If you still don't understand the difference, let me explain again. With shared memory all the processors share memory, so they all write to one big block of memory called shared memory. With distributed memory each processor has their own private memory and so they write to their own private memory. An example of this could be a family. If the entire family has a joint bank account then they are using the shared memory. If each member of the family has a separate bank account then they are using distributed memory. If they are using shared memory, the family needs to figure some method to resolve situations when two people want money, additionally the family needs to communicate so they don't run out of money.
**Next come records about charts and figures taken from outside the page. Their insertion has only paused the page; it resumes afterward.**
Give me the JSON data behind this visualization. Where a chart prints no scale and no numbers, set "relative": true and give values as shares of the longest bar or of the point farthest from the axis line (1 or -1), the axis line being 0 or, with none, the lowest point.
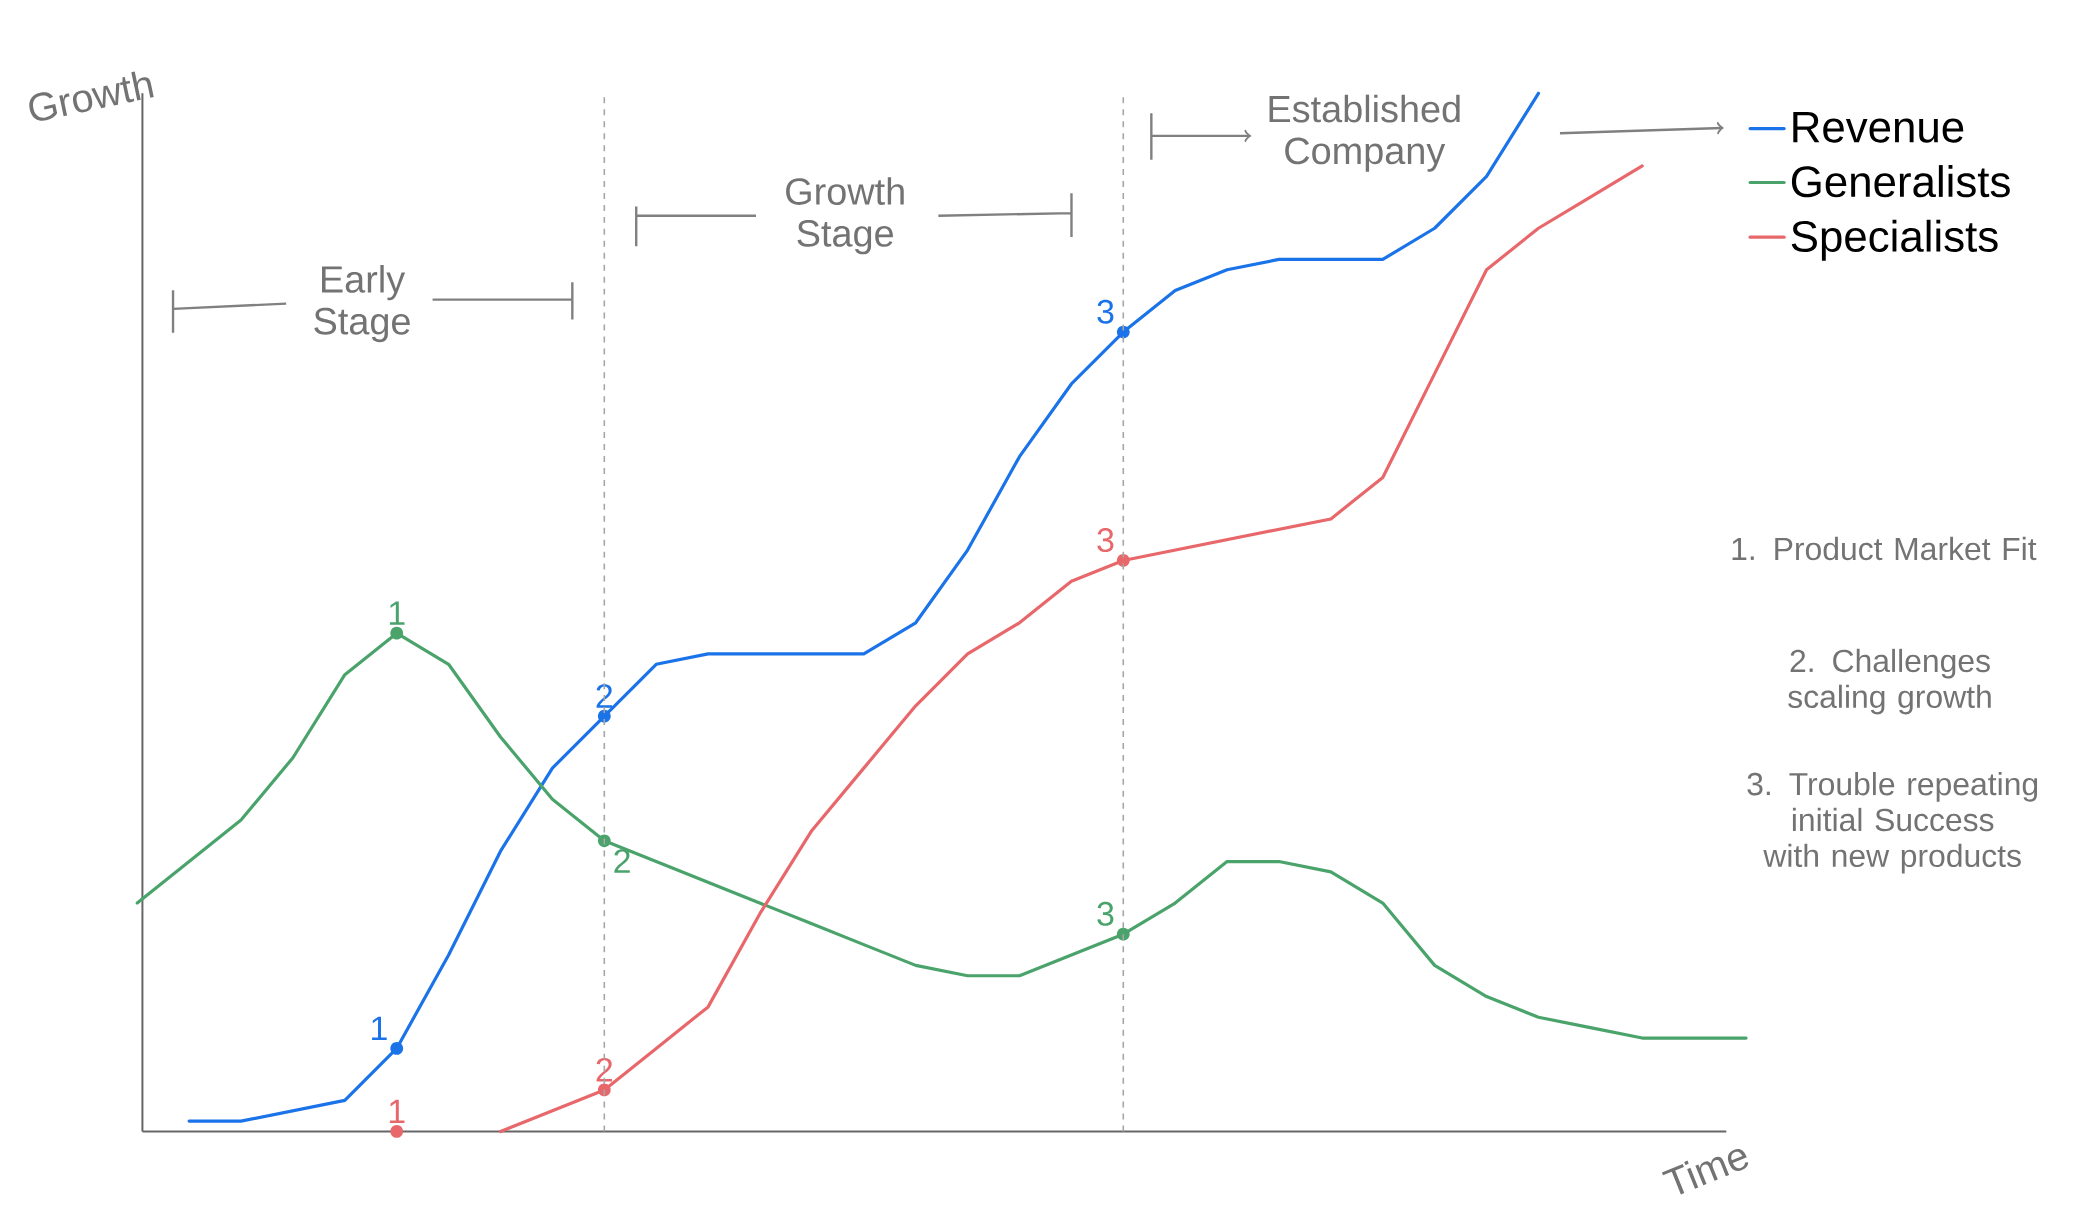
{
  "chart_data": {
    "type": "line",
    "relative": true,
    "xlabel": "Time",
    "ylabel": "Growth",
    "legend": "top right",
    "categories": [
      null,
      null,
      null,
      null,
      null,
      null,
      null,
      null,
      null,
      null,
      null,
      null,
      null,
      null,
      null,
      null,
      null,
      null,
      null,
      null,
      null,
      null,
      null,
      null,
      null,
      null,
      null,
      null,
      null,
      null,
      null,
      null
    ],
    "series": [
      {
        "name": "Revenue",
        "color": "#1a73e8",
        "values": [
          null,
          0.01,
          0.01,
          0.02,
          0.03,
          0.08,
          0.17,
          0.27,
          0.35,
          0.4,
          0.45,
          0.46,
          0.46,
          0.46,
          0.46,
          0.49,
          0.56,
          0.65,
          0.72,
          0.77,
          0.81,
          0.83,
          0.84,
          0.84,
          0.84,
          0.87,
          0.92,
          1.0,
          null,
          null,
          null,
          null
        ]
      },
      {
        "name": "Generalists",
        "color": "#4aa36b",
        "values": [
          0.22,
          0.26,
          0.3,
          0.36,
          0.44,
          0.48,
          0.45,
          0.38,
          0.32,
          0.28,
          0.26,
          0.24,
          0.22,
          0.2,
          0.18,
          0.16,
          0.15,
          0.15,
          0.17,
          0.19,
          0.22,
          0.26,
          0.26,
          0.25,
          0.22,
          0.16,
          0.13,
          0.11,
          0.1,
          0.09,
          0.09,
          0.09
        ]
      },
      {
        "name": "Specialists",
        "color": "#e8676a",
        "values": [
          null,
          null,
          null,
          null,
          null,
          0.0,
          null,
          0.0,
          0.02,
          0.04,
          0.08,
          0.12,
          0.21,
          0.29,
          0.35,
          0.41,
          0.46,
          0.49,
          0.53,
          0.55,
          0.56,
          0.57,
          0.58,
          0.59,
          0.63,
          0.73,
          0.83,
          0.87,
          0.9,
          0.93,
          null,
          null
        ]
      }
    ],
    "annotations": [
      "Early Stage",
      "Growth Stage",
      "Established Company",
      "1. Product Market Fit",
      "2. Challenges scaling growth",
      "3. Trouble repeating initial Success with new products",
      "1",
      "2",
      "3",
      "1",
      "2",
      "3",
      "1",
      "2",
      "3"
    ]
  }
}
As a result you wouldn't want your entire extended family including your unemployed, beer-guzzling uncle bob, in this joint account because, well you would run out of money real quick. If you were using distributed memory and therefore separate bank accounts, you would not have a problem of fighting for money, and uncle bob won't be a bother. If the situation arises when you run out of money, the only way you can access someone else's money would be to send a message to the other person asking for money. Busses have been used successfully as an interconnection structure to connect low numbers of processors together. However, if more than one processor wished to send a message on the bus at the same time, an arbiter must decide which message gets access to the bus first. As the number of processors increases, so the contention for the use of the bus grows. Therefore, a bus in not good for large multi-processor systems. An alternative to the bus method is to connect processors via dedicated links to form large networks. This removes bus-contention problems by spreading the communication load across many independent links. Theoretically we can build very large systems, so we have a huge company with a 'spokesman'. Practically, the overheads will restrict the size of the machine. The flexibility and potential scalability of distributed memory MIMD architectures make them the most suitable for 'practical parallel processing'.

Figure 2:

Test Questions:

What are parallel processors?

How do single processors work?

What is the history of parallel processors?

How is the advantages of a parallel processors over single processors?

What are the disadvantages of parallel processors?

What are the different types of parallel processors?